Consisting of three geostationary satellites and a network of ground stations, EGNOS achieves its aim by transmitting a signal containing information on the reliability and accuracy of the positioning signals sent out by GPS. It allows users in Europe and beyond to determine their position within 1.5 metres.
Known as a satellite-based augmentation system (SBAS), EGNOS provides both correction and integrity information about the GPS system, delivering opportunities for Europeans to use the more accurate positioning data for improving existing services or developing a wide range of new services.
As a satellite navigation augmentation system, EGNOS improves the accuracy of GPS by providing a positioning accuracy to within three metres. By comparison, someone using a GPS receiver without EGNOS can only be sure of their position to within 17 metres.
EGNOS also provides verification of the system’s integrity, which relates to the trust that can be placed in the correctness of the location information supplied by the navigation system. In addition, it provides timely warnings when the system or its data should not be used for navigation. Integrity is a feature which meets the demands of safety-critical applications in sectors such as aviation and maritime, where lives might be endangered if the location signals are incorrect.
EGNOS’ infrastructure consists of three geostationary satellites over Europe and a network of ground stations. Since it is based on GPS, the EGNOS signal does not require major changes to receivers. Today, many GPS receivers available on the market are also EGNOS enabled.

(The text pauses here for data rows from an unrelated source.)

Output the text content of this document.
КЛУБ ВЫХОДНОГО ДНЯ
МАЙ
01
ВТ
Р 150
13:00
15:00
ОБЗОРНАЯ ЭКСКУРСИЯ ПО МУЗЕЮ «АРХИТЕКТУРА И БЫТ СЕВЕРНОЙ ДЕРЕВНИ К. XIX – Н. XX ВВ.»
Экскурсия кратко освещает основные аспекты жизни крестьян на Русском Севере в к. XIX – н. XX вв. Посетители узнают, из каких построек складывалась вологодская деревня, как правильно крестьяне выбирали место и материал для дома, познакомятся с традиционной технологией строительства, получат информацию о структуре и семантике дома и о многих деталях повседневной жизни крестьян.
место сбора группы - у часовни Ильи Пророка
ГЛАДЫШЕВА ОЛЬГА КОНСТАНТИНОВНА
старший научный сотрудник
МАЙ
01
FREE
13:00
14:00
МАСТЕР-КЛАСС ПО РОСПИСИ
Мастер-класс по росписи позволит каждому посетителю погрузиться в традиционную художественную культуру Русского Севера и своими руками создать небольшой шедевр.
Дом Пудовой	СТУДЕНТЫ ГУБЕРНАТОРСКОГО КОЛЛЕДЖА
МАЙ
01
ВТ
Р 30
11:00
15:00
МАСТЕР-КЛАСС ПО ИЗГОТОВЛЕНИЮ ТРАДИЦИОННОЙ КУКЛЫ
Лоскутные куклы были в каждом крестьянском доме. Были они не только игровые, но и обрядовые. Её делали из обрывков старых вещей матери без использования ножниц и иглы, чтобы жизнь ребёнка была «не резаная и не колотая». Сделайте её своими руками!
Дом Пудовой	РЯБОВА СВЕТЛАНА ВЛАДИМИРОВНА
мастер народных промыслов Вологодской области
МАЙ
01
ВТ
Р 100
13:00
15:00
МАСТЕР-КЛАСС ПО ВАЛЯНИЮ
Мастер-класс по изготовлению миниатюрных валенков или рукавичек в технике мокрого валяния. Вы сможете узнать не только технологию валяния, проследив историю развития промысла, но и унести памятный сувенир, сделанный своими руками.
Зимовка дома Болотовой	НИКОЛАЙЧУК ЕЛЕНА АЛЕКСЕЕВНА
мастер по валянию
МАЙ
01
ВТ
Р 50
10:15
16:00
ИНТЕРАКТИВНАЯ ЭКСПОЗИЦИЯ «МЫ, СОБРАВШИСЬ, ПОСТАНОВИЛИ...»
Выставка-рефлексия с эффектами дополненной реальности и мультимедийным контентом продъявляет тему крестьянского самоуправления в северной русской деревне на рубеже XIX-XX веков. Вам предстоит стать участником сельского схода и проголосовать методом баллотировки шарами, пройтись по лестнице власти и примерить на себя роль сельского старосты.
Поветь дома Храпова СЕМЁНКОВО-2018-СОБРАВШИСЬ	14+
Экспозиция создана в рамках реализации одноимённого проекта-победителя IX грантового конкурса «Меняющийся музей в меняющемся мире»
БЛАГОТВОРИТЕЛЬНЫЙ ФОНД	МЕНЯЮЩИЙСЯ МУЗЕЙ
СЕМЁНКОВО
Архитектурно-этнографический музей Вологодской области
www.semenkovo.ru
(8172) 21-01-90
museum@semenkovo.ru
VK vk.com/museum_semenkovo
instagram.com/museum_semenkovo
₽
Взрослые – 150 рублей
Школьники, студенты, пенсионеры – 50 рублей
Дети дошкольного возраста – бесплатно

The development of EGNOS arose from a tripartite agreement between the European Space Agency (ESA), the European Commission (EC) and Eurocontrol, the European Organisation for the Safety of Air Navigation. It is the precursor to Galileo, the global navigation satellite system (GNSS) being developed by the European Union. EGNOS and Galileo are now part of Europe’s GNSS programmes managed by the European Commission.
EGNOS will offer three services. These are:
- Open Service: The service is provided free of charge without any guarantee or resulting liability. It is open for use to anyone with an EGNOS-enabled satellite navigation receiver. This can be any receiver compatible with satellite-based augmentation systems. The Open Service was launched on 1 October 2009.
- Safety-of-life Service: EGNOS provides a valuable integrity message warning the user of any malfunction of the GPS signal within six seconds. This integrity message is essential when satellite navigation is used for applications where lives are at stake. The EGNOS Safety-of-life Service was certified for civil aviation in 2011.
- Commercial Service: EGNOS provides a terrestrial commercial data service called the EGNOS Data Access Service (EDAS). EDAS disseminates EGNOS data in real time and is the single point of access for the data collected and generated by the EGNOS infrastructure.